When people think of domestic abuse, they often focus on domestic violence. But domestic abuse includes any attempt by one person in an intimate relationship or marriage to dominate and control the other. Domestic violence and abuse are used for one purpose and one purpose only: to gain and maintain total control over you. An abuser doesn’t “play fair.” An abuser uses fear, guilt, shame, and intimidation to wear you down and keep you under their thumb.
Domestic violence and abuse can happen to anyone; it does not discriminate. Abuse happens within heterosexual relationships and in same-sex partnerships. It occurs within all age ranges, ethnic backgrounds, and economic levels. And while women are more often victimized, men also experience abuse—especially verbal and emotional. The bottom line is that abusive behavior is never acceptable, whether from a man, woman, teenager, or an older adult. You deserve to feel valued, respected, and safe.

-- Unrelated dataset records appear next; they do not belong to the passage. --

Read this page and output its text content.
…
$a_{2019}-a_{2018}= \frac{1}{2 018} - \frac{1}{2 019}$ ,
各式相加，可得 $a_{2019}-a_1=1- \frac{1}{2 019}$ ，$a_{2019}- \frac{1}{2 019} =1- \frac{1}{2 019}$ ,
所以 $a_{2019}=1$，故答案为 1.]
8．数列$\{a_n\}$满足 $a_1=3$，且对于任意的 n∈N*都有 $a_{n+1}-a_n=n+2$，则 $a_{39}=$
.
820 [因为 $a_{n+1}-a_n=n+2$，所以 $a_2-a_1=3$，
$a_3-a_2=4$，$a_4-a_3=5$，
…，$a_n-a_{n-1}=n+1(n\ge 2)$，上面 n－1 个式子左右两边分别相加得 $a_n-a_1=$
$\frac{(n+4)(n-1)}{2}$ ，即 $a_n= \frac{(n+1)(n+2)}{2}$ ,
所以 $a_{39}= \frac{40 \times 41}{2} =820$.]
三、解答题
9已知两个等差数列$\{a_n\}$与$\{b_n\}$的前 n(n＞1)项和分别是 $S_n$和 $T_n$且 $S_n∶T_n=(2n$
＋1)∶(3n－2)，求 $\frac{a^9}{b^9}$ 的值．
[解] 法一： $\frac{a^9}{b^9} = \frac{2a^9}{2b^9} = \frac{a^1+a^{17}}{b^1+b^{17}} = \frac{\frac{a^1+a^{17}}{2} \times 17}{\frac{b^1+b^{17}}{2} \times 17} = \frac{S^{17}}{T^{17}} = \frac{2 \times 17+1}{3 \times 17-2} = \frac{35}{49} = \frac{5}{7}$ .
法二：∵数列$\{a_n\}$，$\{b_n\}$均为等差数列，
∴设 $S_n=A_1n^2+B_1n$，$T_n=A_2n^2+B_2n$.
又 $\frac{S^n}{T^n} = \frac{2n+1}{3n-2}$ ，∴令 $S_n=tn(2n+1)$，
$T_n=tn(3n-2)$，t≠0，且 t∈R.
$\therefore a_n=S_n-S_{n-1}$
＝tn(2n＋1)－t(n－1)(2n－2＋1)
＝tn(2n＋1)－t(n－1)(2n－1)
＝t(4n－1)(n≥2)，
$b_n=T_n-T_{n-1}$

Domestic abuse often escalates from threats and verbal assault to violence. And while physical injury may pose the most obvious danger, the emotional and psychological consequences of domestic abuse are also severe. Emotionally abusive relationships can destroy your self-worth, lead to anxiety and depression, and make you feel helpless and alone. No one should have to endure this kind of pain—and your first step to breaking free is recognizing that your relationship is abusive.
Signs of an abusive relationship
There are many signs of an abusive relationship, and a fear of your partner is the most telling. If you feel like you have to walk on eggshells around them—constantly watching what you say and do in order to avoid a blow-up—chances are your relationship is unhealthy and abusive. Other signs include a partner who belittles you or tries to control you, and feelings of self-loathing, helplessness, and desperation.
To determine whether your relationship is abusive, answer the questions below. The more “yes” answers, the more likely it is that you’re in an abusive relationship.
Abusive behavior is a choice
Despite what many people believe, domestic violence and abuse does not take place because of an abuser loses control over their behavior. In fact, abusive behavior and violence is a deliberate choice to gain control. Perpetrators use a variety of tactics to manipulate you and exert their power, including:
Dominance – Abusive individuals need to feel in charge of the relationship. They may make decisions for you and the family, tell you what to do, and expect you to obey without question. Your abuser may treat you like a servant, child, or even as their possession.
Humiliation – An abuser will do everything they can to lower your self-esteem or make you feel defective in some way. After all, if you believe you’re worthless and that no one else will want you, you’re less likely to leave. Insults, name-calling, shaming, and public put-downs are all weapons of abuse designed to erode your self-worth and make you feel powerless.
Isolation – In order to increase your dependence on them, an abusive partner will cut you off from the outside world. They may keep you from seeing family or friends, or even prevent you from going to work or school. You may have to ask permission to do anything, go anywhere, or see anyone.
Threats – Abusers commonly use threats to keep their partners from leaving or scare them into dropping charges. Your abuser may threaten to hurt or kill you, your children, other family members, or even pets. They may also threaten to commit suicide, file false charges against you, or report you to child services.
Intimidation – Your abuser may use a variety of intimidation tactics designed to scare you into submission. Such tactics include making threatening looks or gestures, smashing things in front of you, destroying property, hurting your pets, or putting weapons on display. The message behind these actions is that violent violent consequences will follow if you don’t obey.
Denial and blame – Abusers are adept at making excuses for the inexcusable. They may blame their abusive and violent behavior on a bad childhood, a bad day, or even on you and the kids, the victims of their abuse. They may minimize the abuse or deny that it occurred. Often, they will shift the responsibility on to you: somehow, their violent and abusive behavior is your fault.